The ARM investment was not a bad idea either this might have added some engineering competence to AMD, and might allow for Zen to pull out a few surprises from an architecture perspective.
In terms of how their new CPU's shape up, they did the right thing with the APU range, an APU focused on the mainstream market that does not require hardcore performance but can run most day to day tasks effectively and be priced affordable for the masses was smart business. But I wonder if this move has helped AMD turn their attention to the performance market now.
Realistically what we want to see in AMD products is a clear distinction from their 'mainstream' cpu offerings and their performance ones.
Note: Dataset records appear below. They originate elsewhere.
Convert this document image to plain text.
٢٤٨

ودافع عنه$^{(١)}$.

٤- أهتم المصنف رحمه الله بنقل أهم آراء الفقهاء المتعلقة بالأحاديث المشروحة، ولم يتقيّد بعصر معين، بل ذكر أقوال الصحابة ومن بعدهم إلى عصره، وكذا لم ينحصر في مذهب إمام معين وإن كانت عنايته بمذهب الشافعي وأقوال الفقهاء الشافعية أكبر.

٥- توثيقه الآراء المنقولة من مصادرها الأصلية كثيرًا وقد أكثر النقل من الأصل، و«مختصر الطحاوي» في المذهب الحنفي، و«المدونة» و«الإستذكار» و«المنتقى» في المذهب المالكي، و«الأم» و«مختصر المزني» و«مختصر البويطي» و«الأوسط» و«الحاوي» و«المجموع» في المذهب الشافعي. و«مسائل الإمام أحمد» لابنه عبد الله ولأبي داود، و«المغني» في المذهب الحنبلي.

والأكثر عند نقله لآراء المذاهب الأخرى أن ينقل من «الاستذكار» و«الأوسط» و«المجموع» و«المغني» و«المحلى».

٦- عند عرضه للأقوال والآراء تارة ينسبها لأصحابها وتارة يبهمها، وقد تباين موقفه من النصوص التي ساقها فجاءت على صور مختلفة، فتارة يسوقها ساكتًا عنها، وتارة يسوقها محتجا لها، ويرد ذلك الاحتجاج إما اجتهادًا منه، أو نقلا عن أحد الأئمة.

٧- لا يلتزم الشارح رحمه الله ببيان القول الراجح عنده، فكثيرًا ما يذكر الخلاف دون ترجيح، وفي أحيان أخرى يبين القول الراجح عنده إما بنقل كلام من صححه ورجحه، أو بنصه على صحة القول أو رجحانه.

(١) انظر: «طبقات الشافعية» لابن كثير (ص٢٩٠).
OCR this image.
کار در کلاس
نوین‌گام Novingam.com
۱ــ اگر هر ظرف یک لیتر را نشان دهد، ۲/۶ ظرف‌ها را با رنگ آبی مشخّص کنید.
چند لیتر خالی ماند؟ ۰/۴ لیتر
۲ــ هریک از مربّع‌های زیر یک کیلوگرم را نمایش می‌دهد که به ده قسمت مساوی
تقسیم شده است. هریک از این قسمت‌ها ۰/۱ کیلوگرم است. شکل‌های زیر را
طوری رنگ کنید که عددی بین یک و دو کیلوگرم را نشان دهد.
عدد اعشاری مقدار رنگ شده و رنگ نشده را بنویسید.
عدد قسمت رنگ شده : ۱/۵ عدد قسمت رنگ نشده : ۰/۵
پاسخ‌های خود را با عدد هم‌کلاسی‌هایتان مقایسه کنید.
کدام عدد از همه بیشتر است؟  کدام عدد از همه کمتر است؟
We have to demand that their price / performance ratio warrants the extra spending of perhaps a few hundred dollars on a CPU. Intel successfully managed this, you can visibly see the performance differences in an i5 vs lets say a Pentium G4400 or something like that..
With AMD we want something similar, and for benchmarking types they want to see realistic and quantitative affirmation that the binning process for all Zen CPU's offers a consistent level of performance a significant improvement in IPC and also a much lower thermal and power consumption overhead.
What to buy right now is limited to mostly intel stuff, you can pick low budget to premium budget intel based parts which all have support for the latest standards and a builder can basically put together a system that will be upgradeable on any type of budget.
AMD needs to stop milking the AM3+ FX range now, they need to make an aggressive move to lower the prices of the existing range of FX cpus to clear the excess stocks and then focus all their attention on a smooth but urgent release of Zen.. the market will not wait forever, we have heard about Zen and actively been hyping about it since late 2014, we do not want to see it run into mid 2017 for any real commercialization, they have said October this year as far as I know, so if you really want an AMD rig then hold out a few more months and lets truly see what AMD can do to bridge the gap between them and Intel.